Certaines entreprises ont alors réagi en proposant des services de livraison à domicile de leurs produits, à l’instar de Sahel Délices. Dans la pratique, cette forme d’adaptation n’a pas été immédiatement opérationnelle : les livreurs ont dû être formés aux gestes barrières, au port du masque et des gants, dans la mesure où les clients refusaient les livraisons si celles-ci n’étaient pas assurées avec un strict respect des nouvelles normes sanitaires.
Des synergies pour sortir de la crise
Les bonnes pratiques mises en place par ces PME du secteur agroalimentaire relèvent de la réactivité des entrepreneurs, mais aussi de leurs collaborations avec d’autres acteurs du secteur privé, et plus marginalement avec le gouvernement, qui a entrepris l’élaboration d’un programme de soutien aux entreprises. Sa mise en place est attendue avec impatience : les charges (loyers, rémunérations des salariés, factures d’eau et d’électricité) n’ont pas encore été allégées et aucune modalité de report ou d’un quelconque assouplissement n’a été proposée. De la même manière, les subventions promises n’ont pas été versées.
La crise a également mis à l’épreuve Sinergi Niger, premier fonds d’investissement à impact dédiées aux petites entreprises nigériennes. Face à une situation inédite pour les entreprises comme pour Sinergi, il a fallu innover pour accompagner aux mieux les entrepreneurs dans ces temps difficiles.
Quels sont les besoins de ces entreprises aujourd’hui ?
Quelle que soit l’ampleur de leurs difficultés, les PME de l’agroalimentaire au Niger ont besoin de visibilité, en particulier sur le marché national. Elles ont intégré en effet que le gouvernement ne pourra pas les sortir de la crise, et ont entrepris de trouver les voies de leur développement futur sans attendre. Pour Mme Bachir Rockya Lahilaba, à la tête de Sahel Délices, la priorité est de s’implanter dans le pays. Son entreprise, comme beaucoup d’autres, a eu du mal à payer toutes les charges auxquelles elle a été soumise, et la crise du Covid-19 a également accentué ses difficultés de remboursement aux emprunts contractés avant celle-ci.
De ce fait, les programmes d’aides pour les PME proposés par le gouvernement du Niger d’octroi de crédits supplémentaires pour essayer de s’en sortir sont loin d’être une une solution miracle. Ces entreprises ont déjà du mal à faire face aux endettements préalables : s’endetter plus encore apparaissait trop risqué.

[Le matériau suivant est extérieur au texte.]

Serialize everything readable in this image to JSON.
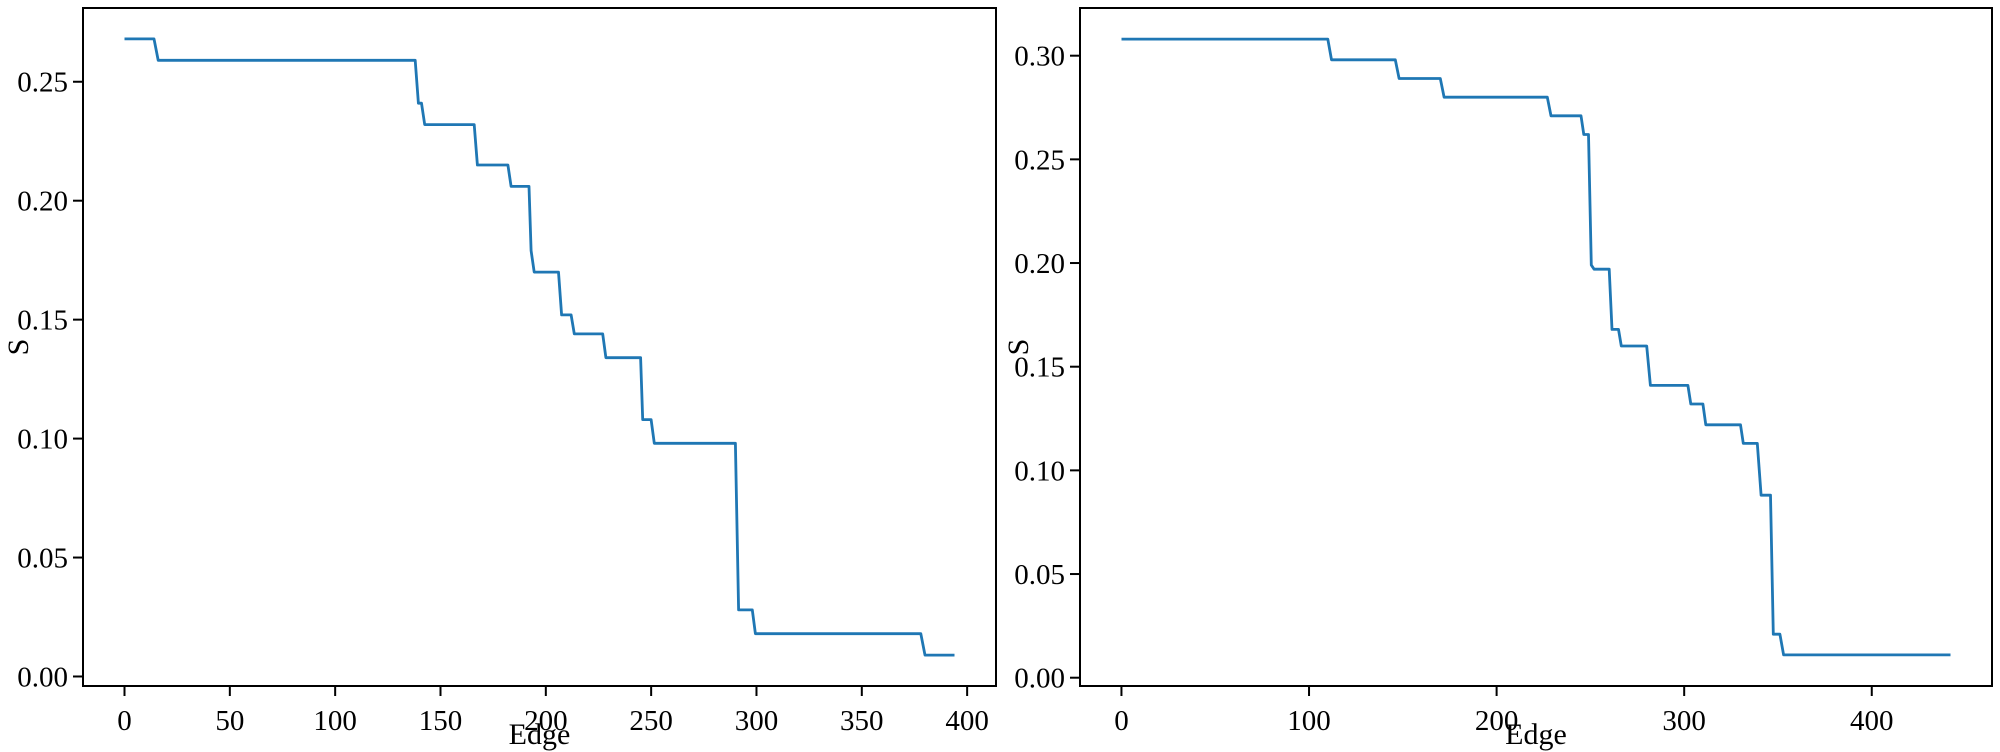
{
  "figure": {
    "background": "#ffffff",
    "text_color": "#000000"
  },
  "chart_data": [
    {
      "type": "line",
      "panel": "left",
      "title": "",
      "xlabel": "Edge",
      "ylabel": "S",
      "line_color": "#1f77b4",
      "grid": false,
      "legend": "none",
      "xlim": [
        -19.7,
        413.7
      ],
      "ylim": [
        -0.004,
        0.281
      ],
      "xticks": [
        0,
        50,
        100,
        150,
        200,
        250,
        300,
        350,
        400
      ],
      "xtick_labels": [
        "0",
        "50",
        "100",
        "150",
        "200",
        "250",
        "300",
        "350",
        "400"
      ],
      "yticks": [
        0.0,
        0.05,
        0.1,
        0.15,
        0.2,
        0.25
      ],
      "ytick_labels": [
        "0.00",
        "0.05",
        "0.10",
        "0.15",
        "0.20",
        "0.25"
      ],
      "series": [
        {
          "name": "S",
          "points": [
            [
              0,
              0.268
            ],
            [
              14,
              0.268
            ],
            [
              16,
              0.259
            ],
            [
              138,
              0.259
            ],
            [
              139.5,
              0.241
            ],
            [
              141,
              0.241
            ],
            [
              142.5,
              0.232
            ],
            [
              166,
              0.232
            ],
            [
              167.5,
              0.215
            ],
            [
              182,
              0.215
            ],
            [
              183.5,
              0.206
            ],
            [
              192,
              0.206
            ],
            [
              193,
              0.179
            ],
            [
              194.5,
              0.17
            ],
            [
              206,
              0.17
            ],
            [
              207.5,
              0.152
            ],
            [
              212,
              0.152
            ],
            [
              213.5,
              0.144
            ],
            [
              227,
              0.144
            ],
            [
              228.5,
              0.134
            ],
            [
              245,
              0.134
            ],
            [
              246,
              0.108
            ],
            [
              250,
              0.108
            ],
            [
              251.5,
              0.098
            ],
            [
              290,
              0.098
            ],
            [
              291.5,
              0.028
            ],
            [
              298,
              0.028
            ],
            [
              299.5,
              0.018
            ],
            [
              378,
              0.018
            ],
            [
              380,
              0.009
            ],
            [
              394,
              0.009
            ]
          ]
        }
      ]
    },
    {
      "type": "line",
      "panel": "right",
      "title": "",
      "xlabel": "Edge",
      "ylabel": "S",
      "line_color": "#1f77b4",
      "grid": false,
      "legend": "none",
      "xlim": [
        -22.1,
        464.1
      ],
      "ylim": [
        -0.004,
        0.323
      ],
      "xticks": [
        0,
        100,
        200,
        300,
        400
      ],
      "xtick_labels": [
        "0",
        "100",
        "200",
        "300",
        "400"
      ],
      "yticks": [
        0.0,
        0.05,
        0.1,
        0.15,
        0.2,
        0.25,
        0.3
      ],
      "ytick_labels": [
        "0.00",
        "0.05",
        "0.10",
        "0.15",
        "0.20",
        "0.25",
        "0.30"
      ],
      "series": [
        {
          "name": "S",
          "points": [
            [
              0,
              0.308
            ],
            [
              110,
              0.308
            ],
            [
              112,
              0.298
            ],
            [
              146,
              0.298
            ],
            [
              148,
              0.289
            ],
            [
              170,
              0.289
            ],
            [
              172,
              0.28
            ],
            [
              227,
              0.28
            ],
            [
              229,
              0.271
            ],
            [
              245,
              0.271
            ],
            [
              246.5,
              0.262
            ],
            [
              249,
              0.262
            ],
            [
              250.5,
              0.199
            ],
            [
              252,
              0.197
            ],
            [
              260,
              0.197
            ],
            [
              261.5,
              0.168
            ],
            [
              265,
              0.168
            ],
            [
              266.5,
              0.16
            ],
            [
              280,
              0.16
            ],
            [
              282,
              0.141
            ],
            [
              302,
              0.141
            ],
            [
              303.5,
              0.132
            ],
            [
              310,
              0.132
            ],
            [
              311.5,
              0.122
            ],
            [
              330,
              0.122
            ],
            [
              331.5,
              0.113
            ],
            [
              339,
              0.113
            ],
            [
              341,
              0.088
            ],
            [
              346,
              0.088
            ],
            [
              347.5,
              0.021
            ],
            [
              351,
              0.021
            ],
            [
              353,
              0.011
            ],
            [
              442,
              0.011
            ]
          ]
        }
      ]
    }
  ]
}
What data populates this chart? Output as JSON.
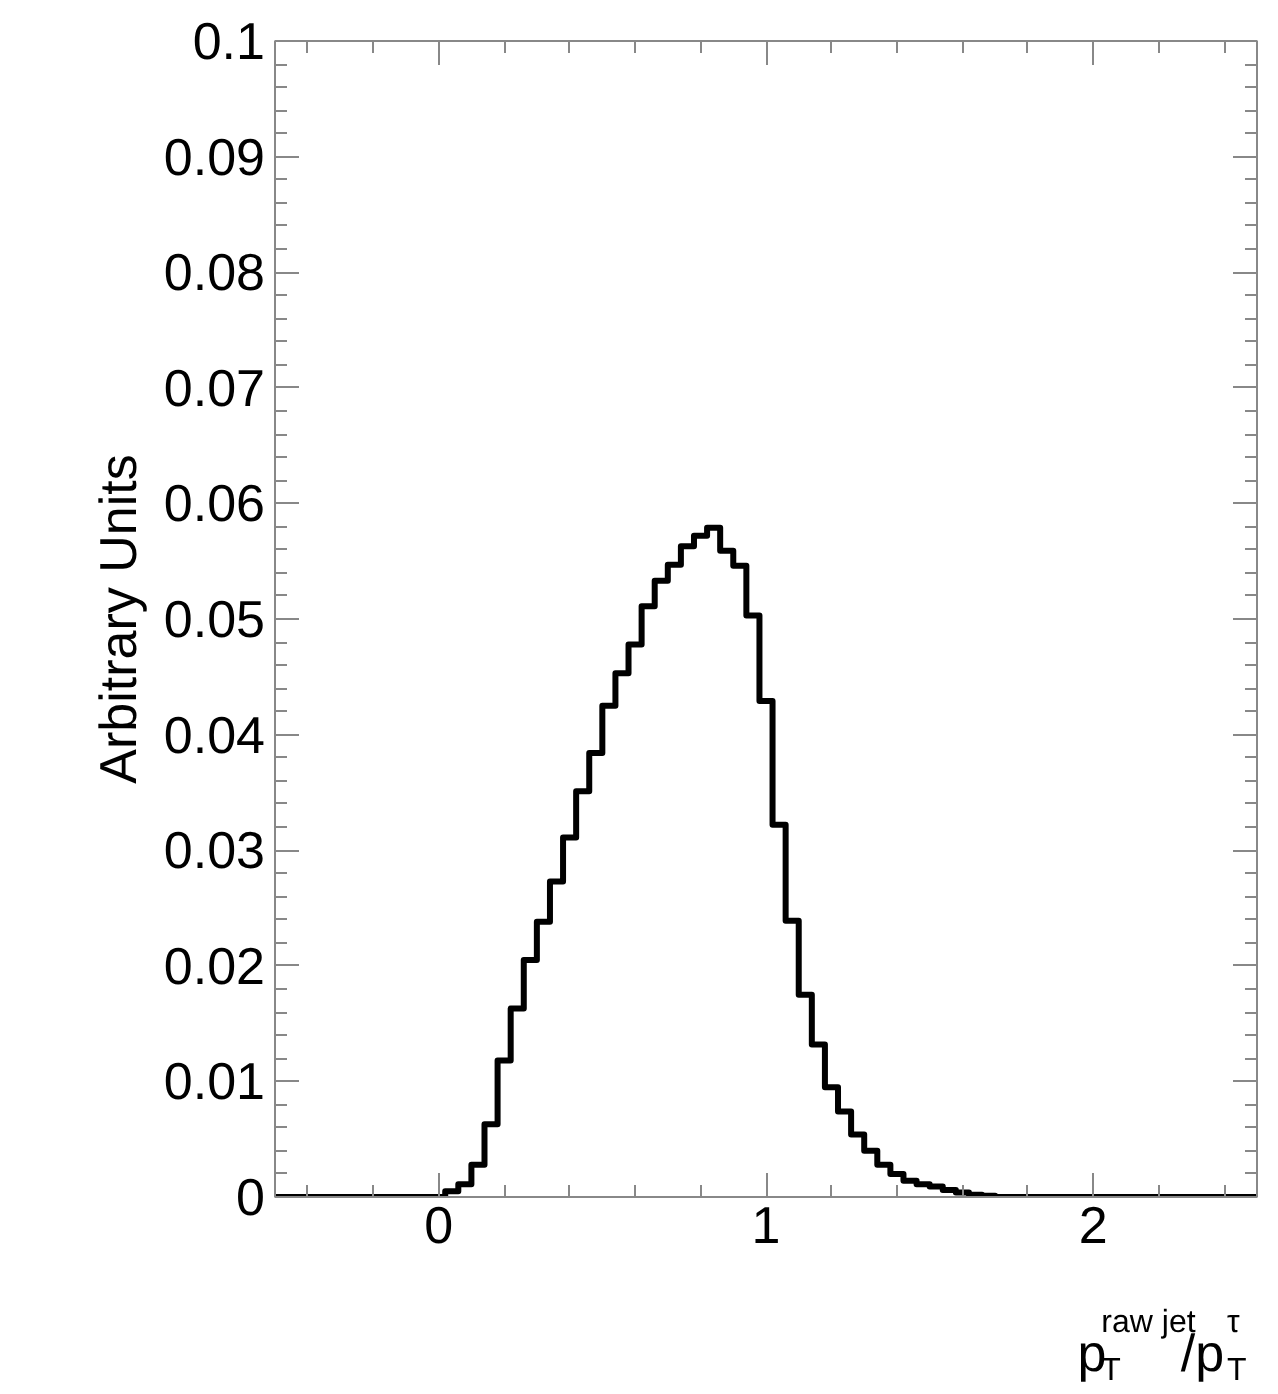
{
  "chart_data": {
    "type": "histogram",
    "ylabel": "Arbitrary Units",
    "xlabel": "p$^{raw jet}$$_{T}$/p$^{τ}$$_{T}$",
    "color": "#000000",
    "bins": [
      -0.5,
      -0.46,
      -0.42,
      -0.38,
      -0.34,
      -0.3,
      -0.26,
      -0.22,
      -0.18,
      -0.14,
      -0.1,
      -0.06,
      -0.02,
      0.02,
      0.06,
      0.1,
      0.14,
      0.18,
      0.22,
      0.26,
      0.3,
      0.34,
      0.38,
      0.42,
      0.46,
      0.5,
      0.54,
      0.58,
      0.62,
      0.66,
      0.7,
      0.74,
      0.78,
      0.82,
      0.86,
      0.9,
      0.94,
      0.98,
      1.02,
      1.06,
      1.1,
      1.14,
      1.18,
      1.22,
      1.26,
      1.3,
      1.34,
      1.38,
      1.42,
      1.46,
      1.5,
      1.54,
      1.58,
      1.62,
      1.66,
      1.7,
      1.74,
      1.78,
      1.82,
      1.86,
      1.9,
      1.94,
      1.98,
      2.02,
      2.06,
      2.1,
      2.14,
      2.18,
      2.22,
      2.26,
      2.3,
      2.34,
      2.38,
      2.42,
      2.46,
      2.5
    ],
    "values": [
      0,
      0,
      0,
      0,
      0,
      0,
      0,
      0,
      0,
      0,
      0,
      0,
      0,
      0.0005,
      0.0011,
      0.0028,
      0.0063,
      0.0118,
      0.0163,
      0.0205,
      0.0238,
      0.0273,
      0.0311,
      0.0351,
      0.0384,
      0.0425,
      0.0453,
      0.0478,
      0.0511,
      0.0533,
      0.0547,
      0.0563,
      0.0572,
      0.0579,
      0.0559,
      0.0546,
      0.0503,
      0.0429,
      0.0322,
      0.0239,
      0.0175,
      0.0132,
      0.0095,
      0.0074,
      0.0054,
      0.004,
      0.0028,
      0.002,
      0.0014,
      0.0011,
      0.0009,
      0.0006,
      0.0004,
      0.0002,
      0.0001,
      0,
      0,
      0,
      0,
      0,
      0,
      0,
      0,
      0,
      0,
      0,
      0,
      0,
      0,
      0,
      0,
      0,
      0,
      0,
      0
    ],
    "xlim": [
      -0.5,
      2.5
    ],
    "ylim": [
      0,
      0.1
    ],
    "xticks": [
      0,
      1,
      2
    ],
    "yticks": [
      0,
      0.01,
      0.02,
      0.03,
      0.04,
      0.05,
      0.06,
      0.07,
      0.08,
      0.09,
      0.1
    ],
    "grid": false
  }
}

Sahel Délices a fait le choix de ne pas compter sur des subventions et des aides, mais de développer un plan commercial et marketing et des supports de communication pour « aller chercher l’argent là où il est ». Pour la Crémière du Sahel et pour Made’s Group, qui dépendaient avant la crise de débouchés dans la sous-région, le développement de leurs activités au Niger est également devenu une priorité.
« Être entrepreneur face au Covid-19 »…
… c’est avant tout ne pas désespérer par les temps difficiles. Les trois entrepreneurs partagent la même attitude face à la crise actuelle : cette situation passera, il faut tenir bon dans la tempête pour pouvoir profiter des jours meilleurs à venir.
La clé de la survie ? L’adaptabilité et la capacité à toujours trouver un moyen de vendre, même s’il n’est pas possible de faire autant qu’en période d’expansion. Sur un marché très concurrent, comme celui de l’agroalimentaire, les produits peuvent disparaître très vite et c’est ce qu’il faut à tout prix éviter.
« Être entrepreneur, c’est être engagé dans un combat permanent », rappelle Maimouna Zéine, fondatrice de La Crémière du Sahel. « Un combat qui n’est jamais gagné d’avance mais dont la récompense vaut la peine que l’on se batte pour elle ».